Nesta seleção de textos estão excluídas obras em prosa e autobiográficas, bem como seus três romances: ‘O Julgamento’, ‘O Castelo’ e ‘Os Desaparecidos’, também chamado de ‘América’, título cunhado por Max Brod, o amigo de escritor que felizmente evitou jogar todos os seus manuscritos no fogo, como pediu o narrador antes de morrer. Brod não apenas não os destruiu, mas também viajou com eles para a Palestina em 1939 e contribuiu para a publicação de suas obras-primas. Além de suas histórias, o volume incorpora seus aforismos, escritos quando sofria de tuberculose,

Desenho de Arturo Garrido para ilustrar a história de Kafka ‘Havia um Abutre’.


Andrés Neuman nega que Kafka seja um escritor acima de tudo de abstrações. É verdade que sim, mas não é menos verdade que Kafka dedicou muitas páginas ao corpo, à dor que o seu físico lhe infligia e ao cansaço que suportou. «Kafka uma vez confessou que não conseguia sair da cama, que é o que acontece com Gregorio Samsa», o personagem que um dia acorda transformado num horrível inseto. «Não podemos esquecer o trabalho de Kafka – kafkiano, se é que alguma vez existiu – numa seguradora de acidentes de trabalho. “Kafka tornou-se um especialista em corpos violados no trabalho.”

Neuman, além das histórias, é fascinado por seus diários, que às vezes contêm histórias em si. Seus diários, em todo caso, são fundamentais para empreender a leitura de sua obra de ficção, como já apontava Borges. Grande parte de seus escritos permaneceu inédita durante sua vida devido à insegurança doentia do prosador. “É tragicamente engraçado que um dos autores mais inseguros da história estivesse envolvido com apólices de seguro”, diz Neuman.

Desenho de Arturo Garrido para o livro 'Franz Kafka.  Histórias completas'.

Desenho de Arturo Garrido para o livro ‘Franz Kafka. Histórias completas’.


O livro, que alia rigor filológico e interesse literário, é acompanhado de ilustrações de Arturo Garrido.
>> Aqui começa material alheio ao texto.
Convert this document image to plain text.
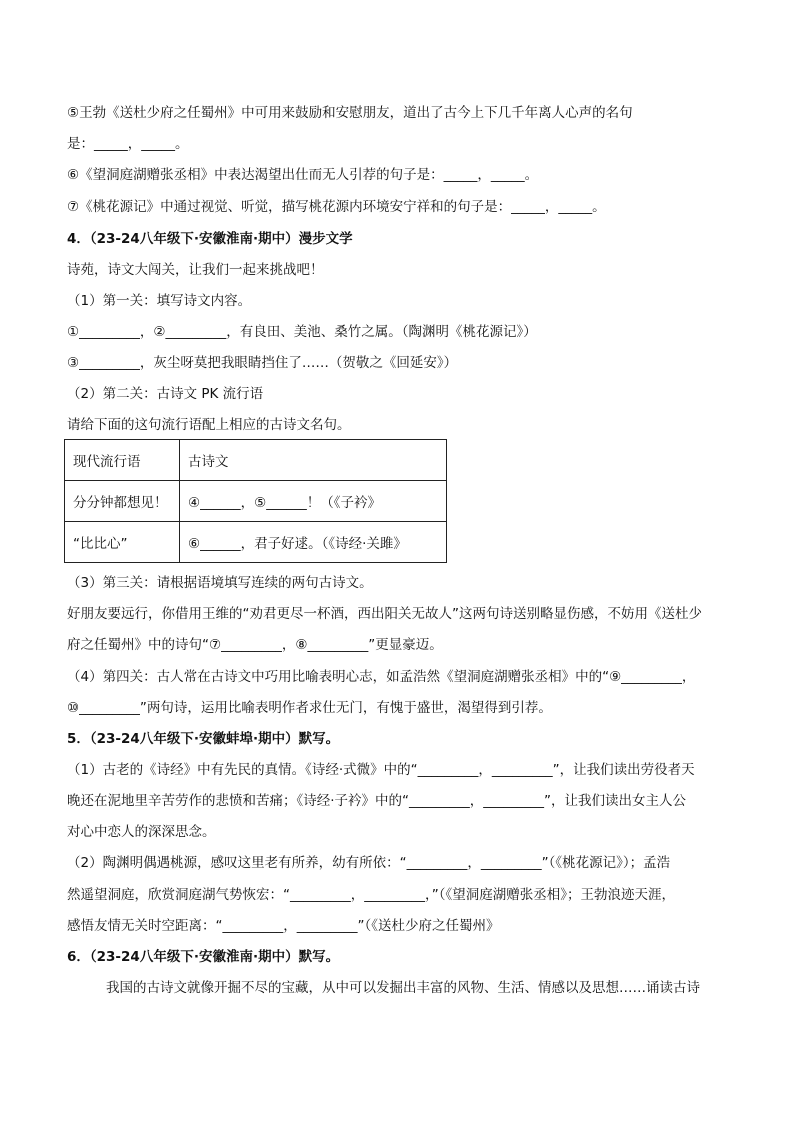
⑤王勃《送杜少府之任蜀州》中可用来鼓励和安慰朋友，道出了古今上下几千年离人心声的名句
是：_____，_____。
⑥《望洞庭湖赠张丞相》中表达渴望出仕而无人引荐的句子是：_____，_____。
⑦《桃花源记》中通过视觉、听觉，描写桃花源内环境安宁祥和的句子是：_____，_____。
4．（23-24八年级下·安徽淮南·期中）漫步文学
诗苑，诗文大闯关，让我们一起来挑战吧！
（1）第一关：填写诗文内容。
①_________，②_________，有良田、美池、桑竹之属。（陶渊明《桃花源记》）
③_________，灰尘呀莫把我眼睛挡住了……（贺敬之《回延安》）
（2）第二关：古诗文 PK 流行语
请给下面的这句流行语配上相应的古诗文名句。
现代流行语	古诗文
分分钟都想见！	④______，⑤______！（《子衿》
“比比心”	⑥______，君子好逑。（《诗经·关雎》
（3）第三关：请根据语境填写连续的两句古诗文。
好朋友要远行，你借用王维的“劝君更尽一杯酒，西出阳关无故人”这两句诗送别略显伤感，不妨用《送杜少
府之任蜀州》中的诗句“⑦_________，⑧_________”更显豪迈。
（4）第四关：古人常在古诗文中巧用比喻表明心志，如孟浩然《望洞庭湖赠张丞相》中的“⑨_________，
⑩_________”两句诗，运用比喻表明作者求仕无门，有愧于盛世，渴望得到引荐。
5．（23-24八年级下·安徽蚌埠·期中）默写。
（1）古老的《诗经》中有先民的真情。《诗经·式微》中的“_________，_________”，让我们读出劳役者天
晚还在泥地里辛苦劳作的悲愤和苦痛；《诗经·子衿》中的“_________，_________”，让我们读出女主人公
对心中恋人的深深思念。
（2）陶渊明偶遇桃源，感叹这里老有所养，幼有所依：“_________，_________”（《桃花源记》）；孟浩
然遥望洞庭，欣赏洞庭湖气势恢宏：“_________，_________，”（《望洞庭湖赠张丞相》；王勃浪迹天涯，
感悟友情无关时空距离：“_________，_________”（《送杜少府之任蜀州》
6．（23-24八年级下·安徽淮南·期中）默写。
我国的古诗文就像开掘不尽的宝藏，从中可以发掘出丰富的风物、生活、情感以及思想……诵读古诗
O artista se inspirou no estilo incompleto e perturbador dos desenhos do próprio Kafka. “São a representação gráfica do seu universo criativo”, afirma Garrido.

A Páginas de Espuma tem experiência comprovada na publicação de obras completas de clássicos do conto de ficção. Entregou para impressão as histórias de Edgar Allan Poe, Guy de Maupassant e Anton Chekhov, entre outros. No final do ano, a editora publicará as histórias de Joseph Roth, traduzirá novamente Poe, para o que dispensará a versão assinada por Julio Cortázar, e em 2025 apostará nas histórias de Ray Bradbury.